2.3 Die Kultur der Moderne: Unter Bezugnahme auf Eisenstadts Konzept der multiple modernities wird die Moderne nicht mehr als einheitliches Projekt, sondern als kulturelle Vielfalt mit westlichem Ursprung betrachtet.

2.4 Beherrschung oder Weltrisikogesellschaft?: Dieses Kapitel untersucht die Rückkopplungseffekte in der Weltgesellschaft und setzt den wirtschaftlichen Wettbewerb in Bezug zu Becks Theorie der reflexiven Modernisierung und Weltrisikogesellschaft.

2.5 Entgrenzung und Aberglaube: Durch empirische Daten zu Aberglauben und Religiosität wird die These der zunehmenden Säkularisierung kritisch hinterfragt und die Abkehr vom reinen Primat der Vernunft diskutiert.

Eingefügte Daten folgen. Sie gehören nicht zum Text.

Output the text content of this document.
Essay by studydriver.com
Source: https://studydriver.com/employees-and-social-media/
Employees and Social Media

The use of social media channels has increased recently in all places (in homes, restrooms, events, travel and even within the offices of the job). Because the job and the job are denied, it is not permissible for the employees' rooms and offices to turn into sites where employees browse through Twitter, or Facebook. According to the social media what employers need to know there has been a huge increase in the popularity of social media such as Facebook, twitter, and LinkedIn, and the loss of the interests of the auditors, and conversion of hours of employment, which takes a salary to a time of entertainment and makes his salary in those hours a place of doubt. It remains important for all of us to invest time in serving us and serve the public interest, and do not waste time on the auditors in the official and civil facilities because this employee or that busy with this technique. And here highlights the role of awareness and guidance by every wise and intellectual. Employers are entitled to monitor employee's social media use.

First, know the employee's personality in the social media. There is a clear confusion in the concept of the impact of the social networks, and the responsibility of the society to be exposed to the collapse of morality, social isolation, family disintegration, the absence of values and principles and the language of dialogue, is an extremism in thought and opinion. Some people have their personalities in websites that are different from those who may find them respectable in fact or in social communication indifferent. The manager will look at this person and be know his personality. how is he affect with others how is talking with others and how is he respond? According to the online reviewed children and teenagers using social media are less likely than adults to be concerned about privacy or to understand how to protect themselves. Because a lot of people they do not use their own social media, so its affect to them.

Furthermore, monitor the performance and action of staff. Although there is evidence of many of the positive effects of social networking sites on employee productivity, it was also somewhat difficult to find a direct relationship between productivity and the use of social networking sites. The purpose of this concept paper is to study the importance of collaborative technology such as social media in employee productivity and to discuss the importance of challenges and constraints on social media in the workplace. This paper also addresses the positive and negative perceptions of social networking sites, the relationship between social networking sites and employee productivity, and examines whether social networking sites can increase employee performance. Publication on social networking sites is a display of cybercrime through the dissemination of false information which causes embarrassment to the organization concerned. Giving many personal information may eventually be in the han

3. Ein postmodernes Fazit: Das Fazit stellt die Postmoderne als Verfassung radikaler Pluralität der Modernisierungstheorie gegenüber und plädiert für Reflexion als Antwort auf zunehmende gesellschaftliche Komplexität.

Schlüsselwörter

Modernisierungstheorie, Postmoderne, Reflexive Modernisierung, Weltsystemtheorie, Säkularisierung, Aberglaube, Multiple Modernities, Pfadabhängigkeit, Rationalisierung, Pluralität, Risikogesellschaft, Strukturwandel, Gesellschaftstheorie.

Häufig gestellte Fragen

Worum geht es in dieser Arbeit grundsätzlich?

Die Arbeit beschäftigt sich mit der Frage, wie aktuell die Modernisierungstheorie zur Erklärung heutiger gesellschaftlicher Phänomene ist, insbesondere angesichts eines Wiederauflebens irrationaler Glaubensformen.

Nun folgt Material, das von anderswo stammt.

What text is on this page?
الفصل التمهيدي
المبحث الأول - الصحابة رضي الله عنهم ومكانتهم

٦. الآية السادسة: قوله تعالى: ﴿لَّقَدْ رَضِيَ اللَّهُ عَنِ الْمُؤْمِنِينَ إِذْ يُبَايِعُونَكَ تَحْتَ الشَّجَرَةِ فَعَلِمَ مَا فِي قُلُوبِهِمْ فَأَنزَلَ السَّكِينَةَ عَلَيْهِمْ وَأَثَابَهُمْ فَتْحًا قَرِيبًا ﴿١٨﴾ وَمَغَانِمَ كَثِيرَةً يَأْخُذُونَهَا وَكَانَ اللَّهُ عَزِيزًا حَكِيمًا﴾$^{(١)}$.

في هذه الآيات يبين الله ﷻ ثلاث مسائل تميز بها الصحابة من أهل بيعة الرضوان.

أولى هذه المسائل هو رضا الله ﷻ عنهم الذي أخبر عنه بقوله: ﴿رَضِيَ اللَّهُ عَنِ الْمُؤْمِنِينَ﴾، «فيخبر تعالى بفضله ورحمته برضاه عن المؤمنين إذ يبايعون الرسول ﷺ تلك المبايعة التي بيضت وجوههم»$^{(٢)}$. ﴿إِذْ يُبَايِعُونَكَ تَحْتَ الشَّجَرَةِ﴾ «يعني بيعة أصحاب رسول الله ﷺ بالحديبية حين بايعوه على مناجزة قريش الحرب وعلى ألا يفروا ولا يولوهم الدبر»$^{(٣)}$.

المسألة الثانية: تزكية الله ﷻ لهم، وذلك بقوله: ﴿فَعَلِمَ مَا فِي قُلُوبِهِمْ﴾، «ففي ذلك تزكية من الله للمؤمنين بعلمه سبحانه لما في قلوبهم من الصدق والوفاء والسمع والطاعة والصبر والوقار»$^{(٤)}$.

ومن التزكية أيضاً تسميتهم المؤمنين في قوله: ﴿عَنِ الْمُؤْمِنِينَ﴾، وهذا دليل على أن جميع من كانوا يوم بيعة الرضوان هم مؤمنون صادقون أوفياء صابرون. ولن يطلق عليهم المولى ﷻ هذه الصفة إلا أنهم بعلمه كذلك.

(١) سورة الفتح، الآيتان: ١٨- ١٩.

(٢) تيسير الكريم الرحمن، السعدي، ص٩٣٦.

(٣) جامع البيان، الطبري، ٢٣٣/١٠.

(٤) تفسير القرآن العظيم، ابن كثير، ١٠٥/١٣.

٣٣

Was sind die zentralen Themenfelder?

Im Zentrum stehen der Vergleich zwischen Modernisierungstheorie und Weltsystemtheorie, die Konzepte der reflexiven Moderne sowie die Analyse von Religiosität und Aberglauben in modernen Gesellschaften.

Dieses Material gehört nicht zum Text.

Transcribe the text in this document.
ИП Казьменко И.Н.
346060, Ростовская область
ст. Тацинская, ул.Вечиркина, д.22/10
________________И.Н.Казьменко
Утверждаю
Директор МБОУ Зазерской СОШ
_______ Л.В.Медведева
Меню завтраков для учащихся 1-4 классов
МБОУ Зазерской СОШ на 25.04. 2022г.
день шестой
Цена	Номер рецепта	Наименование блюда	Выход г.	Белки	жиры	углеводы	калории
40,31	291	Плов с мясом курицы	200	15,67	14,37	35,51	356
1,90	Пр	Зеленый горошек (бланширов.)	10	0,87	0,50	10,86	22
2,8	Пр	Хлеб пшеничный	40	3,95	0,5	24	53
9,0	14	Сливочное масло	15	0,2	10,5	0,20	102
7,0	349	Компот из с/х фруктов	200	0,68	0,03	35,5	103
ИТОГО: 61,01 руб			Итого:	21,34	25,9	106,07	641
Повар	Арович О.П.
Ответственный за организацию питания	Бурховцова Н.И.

Was ist das primäre Ziel der Arbeit?

Das Ziel ist es, die Tragweite der Modernisierungstheorie zu testen und zu beleuchten, ob wir uns in einer modernen Gesellschaft bewegen oder ob bereits eine postmoderne Phase erreicht wurde.

Welche wissenschaftliche Methode wird verwendet?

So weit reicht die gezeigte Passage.